Question

In figure two chords AB and CD of a circle intersect each other at the point P (when produced) outside the circle. Prove that:
1) $\Delta PAC \sim \Delta PDB$
2) $PA.PB = PC.PD$

Answer 1

Hint: As ABCD is the cyclic quadrilateral and we know the cyclic quadrilateral exterior angle is equal to the opposite interior angle and that means $\angle PAC = \angle PDB$. So now use the similarity properties as both has angle P in common in both $\Delta PDB\,\& \,\,\Delta PAC$.

Complete step-by-step answer:
In the question two chords are given AB and CD which when produced further intersect at P
So lets show in diagram

Here ABCD forms a cyclic quadrilateral whose every point lies on a circle.
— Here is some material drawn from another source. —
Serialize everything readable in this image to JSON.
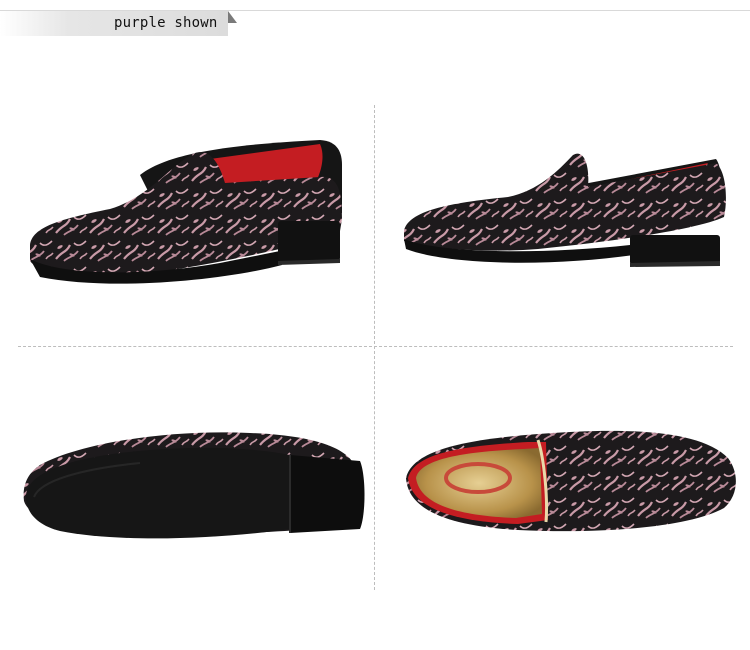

So it is cyclic.
And we know that in cyclic quadrilateral
1) Sum of opposite angles is equal to $180$
i.e. $\angle BAC + \angle BDC = 180$ and $\angle ABD + \angle ACD = 180$
2) And also the exterior angle is equal to the opposite interior angle.
i.e. $\angle PAC = \angle BDC\,\,\,\,\,\& \,\,\,\,\angle PCA = \angle DBA$
Now we need to prove that $\Delta PAC$ is similar to \[\Delta PDB\]
So as we can see that ABCD is cyclic quadrilateral. So,
$\angle CDB = \angle PAC\,\,\,\,\,\,\,\, \to \left( 1 \right)$
As $\angle PAC$ is the exterior angle and $\angle CDB$ is the opposite interior angle
So in $\Delta PDB\,\,\,\& \,\,\Delta PAC$
We know that angle P is common in both. So,
$\angle P = \angle P$
And $\angle CDB = \angle PAC$ (proved earlier)
So by AA property
$\Delta PAC \sim \Delta PDB$
As we proved that both triangle are similar therefore, its sides are also in proportion that means ratio of sides are equal
$\dfrac{{PA}}{{PC}} = \dfrac{{PD}}{{PB}}$
So on cross multiplying
$PA.PB = PD.PC$
Hence proved.

Note: We don’t need to check all the angles as because if two angles are equal then the third one will automatically be equal in a triangle. If two angles are equal then we can say that both triangles are similar triangles.